It's been a while. I've spent the last few weeks going to bed and thinking about this blog as I drift off to sleep. In that state, it's easy to come up with hundreds of things I want to write about, things I want to share here. But then morning comes, life resumes, and before I know it, another day rushes by barely giving me a moment to check in. We spent the last week in NYC, and I spent the prior month already in vacation mode. I'd be lying if I told you I didn't get through most days counting the minutes until they were all gone. I needed a break, and not just a little one to a country town up the road. I needed something fresh and unfamiliar. The last time we were in NYC, I was 16 weeks pregnant and still trying to keep my small and terribly bland meals from being rejected by my intestine. That was exactly three years ago, and three years is a good amount of time to make something fresh and unfamiliar again.
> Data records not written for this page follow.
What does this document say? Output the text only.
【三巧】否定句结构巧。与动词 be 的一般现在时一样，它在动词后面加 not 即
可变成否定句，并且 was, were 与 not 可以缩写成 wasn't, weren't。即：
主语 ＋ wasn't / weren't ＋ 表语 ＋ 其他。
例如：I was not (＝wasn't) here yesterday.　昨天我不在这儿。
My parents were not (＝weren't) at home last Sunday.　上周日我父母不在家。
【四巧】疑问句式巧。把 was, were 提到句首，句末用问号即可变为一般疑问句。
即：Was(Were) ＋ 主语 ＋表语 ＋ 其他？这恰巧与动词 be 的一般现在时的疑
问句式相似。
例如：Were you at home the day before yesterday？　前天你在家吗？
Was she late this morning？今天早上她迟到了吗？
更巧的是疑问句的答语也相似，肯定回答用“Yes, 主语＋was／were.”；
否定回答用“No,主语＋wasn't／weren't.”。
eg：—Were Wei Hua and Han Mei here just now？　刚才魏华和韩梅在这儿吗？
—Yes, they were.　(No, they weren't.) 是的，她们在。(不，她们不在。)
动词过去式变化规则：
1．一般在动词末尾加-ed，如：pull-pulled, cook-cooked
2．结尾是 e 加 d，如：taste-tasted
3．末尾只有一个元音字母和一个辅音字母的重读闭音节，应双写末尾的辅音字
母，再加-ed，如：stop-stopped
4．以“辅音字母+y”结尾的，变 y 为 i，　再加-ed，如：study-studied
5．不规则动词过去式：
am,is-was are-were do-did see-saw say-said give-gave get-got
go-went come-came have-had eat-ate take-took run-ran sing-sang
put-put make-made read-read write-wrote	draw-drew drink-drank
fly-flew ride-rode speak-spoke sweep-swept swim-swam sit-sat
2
As our plane was about to take off last Wednesday, I realized that I had forgotten to pack my fancy camera. I don't take it most places because it's heavy and can feel like a nuisance to lug around. This being Cheech's first trip to the city, however, I had definitely intended on bringing it along. Whether you're 2 1/2, 16 (like I was), or 85, your first trip to NYC is special and one would think, requires a fancy camera.
Just as I was kicking myself for overlooking it, I remembered a scene in 2 Days in Paris. In the film, Julie Delpy's character, Marion, is a photographer. On a romantic trip to Venice with her boyfriend, she leaves all of the picture-taking to him. She states: Taking pictures turns you into an observer. It will traumatically take you out of the moment. This really struck a chord with me. Since Cheech was born, I've found myself constantly trying to chronicle all these momentous events in her life so effortlessly. But often times, I've been so caught up in getting the perfect photo, that I've forgotten to just be there. I decided that in a way, it was a blessing that the camera had been left behind.
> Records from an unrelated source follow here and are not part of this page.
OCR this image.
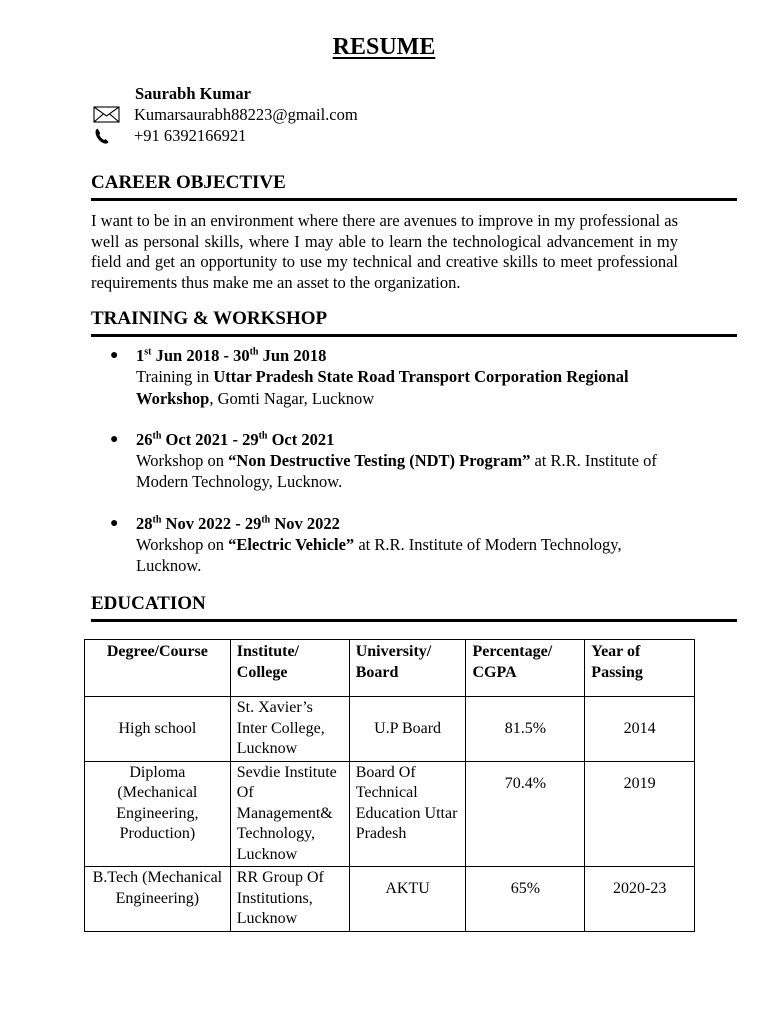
RESUME
Saurabh Kumar
Kumarsaurabh88223@gmail.com
+91 6392166921
CAREER OBJECTIVE
I want to be in an environment where there are avenues to improve in my professional as well as personal skills, where I may able to learn the technological advancement in my field and get an opportunity to use my technical and creative skills to meet professional requirements thus make me an asset to the organization.
TRAINING & WORKSHOP
● 1st Jun 2018 - 30th Jun 2018
Training in Uttar Pradesh State Road Transport Corporation Regional Workshop, Gomti Nagar, Lucknow
● 26th Oct 2021 - 29th Oct 2021
Workshop on “Non Destructive Testing (NDT) Program” at R.R. Institute of Modern Technology, Lucknow.
● 28th Nov 2022 - 29th Nov 2022
Workshop on “Electric Vehicle” at R.R. Institute of Modern Technology, Lucknow.
EDUCATION
Degree/Course	Institute/ College	University/ Board	Percentage/ CGPA	Year of Passing
High school	St. Xavier’s Inter College, Lucknow	U.P Board	81.5%	2014
Diploma (Mechanical Engineering, Production)	Sevdie Institute Of Management& Technology, Lucknow	Board Of Technical Education Uttar Pradesh	70.4%	2019
B.Tech (Mechanical Engineering)	RR Group Of Institutions, Lucknow	AKTU	65%	2020-23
So I spent the week depending on my phone's lackluster camera. I only took it out when I saw something I TRULY wanted to remember, and when I knew I could take a picture that would one day tell her a story. Like when the man on the subway in a Burberry suit smiled the kindest smile at her. It warmed my heart that in a city where no one even bothers to look at you, people still remember to smile at little kids. And then there was the day we stopped by Shake Shack after an exhausting trip to the Museum of Natural History. We let her have ice cream for lunch because, hell, she was on vacation, too. And how I saw the Empire State Building as we were zooming by in a cab. Had I blinked, I would have missed it. And the fire trucks and their loud sirens that could be heard at any given time throughout the city. Cheech's face would light up every, single time one would go off, and she'd shout out in amazement, "Hear that sound?! Fire truck!". And how she's so lucky to have an uncle in Manhattan who has a bigger yard than a lot of the California yards we've seen.
Most of the pictures I took turned out to be either out of focus or off-center. Yet, what they lack in quality, they more than make up for in sentiment. NY, we ❤ you a whole lot, and you will be missed.